Researchers conducted tests to see how Taurine is related to the heart disease that occurs so frequently in heavy dogs. Dilated cardiomyopathy is well documented in cats as being related to a lack of taurine. But it was always assumed that cats had trouble producing taurine while dogs did not. However, low concentrations of taurine were discovered in Newfoundlands. Thus, this particular breed was thought to maybe have trouble in the production of taurine.
Taurine is in the foods dogs eat, but not at high levels, and cats eat certain taurine rich food because of their sometimes deficiency. Scientific research revealed that it was not an inability to produce taurine but rather the inability to absorb it. Larger dogs actually absorb nutrition at a lower rate than smaller breeds.
Ensure that your Newfoundland is receiving the levels of Taurine he should be by checking the ingredients labels on his dog food bags. If you want to prepare meals for your dog that add additional amounts of taurine to their diet then lamb meal is incredibly taurine-rich.

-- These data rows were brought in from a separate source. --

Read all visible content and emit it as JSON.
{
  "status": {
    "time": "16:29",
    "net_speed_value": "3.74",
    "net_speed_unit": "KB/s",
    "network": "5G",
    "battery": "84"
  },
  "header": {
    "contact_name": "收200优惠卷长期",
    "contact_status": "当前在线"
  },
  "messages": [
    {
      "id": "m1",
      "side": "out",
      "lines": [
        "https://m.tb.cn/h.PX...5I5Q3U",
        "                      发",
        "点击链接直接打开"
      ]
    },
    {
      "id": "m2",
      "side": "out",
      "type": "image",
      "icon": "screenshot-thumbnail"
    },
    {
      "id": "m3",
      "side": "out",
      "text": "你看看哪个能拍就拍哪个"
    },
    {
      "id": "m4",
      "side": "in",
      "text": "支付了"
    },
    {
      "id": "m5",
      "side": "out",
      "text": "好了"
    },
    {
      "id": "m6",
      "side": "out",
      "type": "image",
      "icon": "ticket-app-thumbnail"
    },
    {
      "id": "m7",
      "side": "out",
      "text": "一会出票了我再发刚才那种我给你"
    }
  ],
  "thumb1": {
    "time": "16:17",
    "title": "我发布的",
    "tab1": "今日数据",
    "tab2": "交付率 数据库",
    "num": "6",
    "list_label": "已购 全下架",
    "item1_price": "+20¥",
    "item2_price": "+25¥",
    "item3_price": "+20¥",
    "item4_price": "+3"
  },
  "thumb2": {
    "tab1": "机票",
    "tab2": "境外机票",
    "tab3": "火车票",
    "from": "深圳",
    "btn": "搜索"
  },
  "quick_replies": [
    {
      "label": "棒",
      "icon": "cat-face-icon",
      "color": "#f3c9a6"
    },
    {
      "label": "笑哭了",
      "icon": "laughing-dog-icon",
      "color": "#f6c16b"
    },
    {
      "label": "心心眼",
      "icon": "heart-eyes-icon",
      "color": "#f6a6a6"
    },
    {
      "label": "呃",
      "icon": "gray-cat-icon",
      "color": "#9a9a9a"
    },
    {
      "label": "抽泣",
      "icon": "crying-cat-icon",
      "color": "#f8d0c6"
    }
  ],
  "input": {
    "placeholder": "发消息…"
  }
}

If pet food is the only thing available or the only thing you have time to prepare then look for the dog foods with fish and other seafood. Dog diets containing high-quality animal and seafood proteins most of the time have enough sulfur, amino acids, and taurine to meet the animal's requirements without supplementation.
The best sources of taurine might be so different from the recommended dose for another breed or even another Newfoundland that it is imperative that a Newfoundland owner takes him to a vet. Once there, the owner and vet together can determine the best route for the Newfoundland. A source of the taurine can be absorbed by the Newfoundland not as easily as another smaller breed would. However, it may be the case that a Newfoundland owner could make a mistake by determining what supplementation, if any, to give to his dog without first consulting the vet. And in the meantime everyone should hope that the scientists are on the verge of a breakthrough in their taurine research.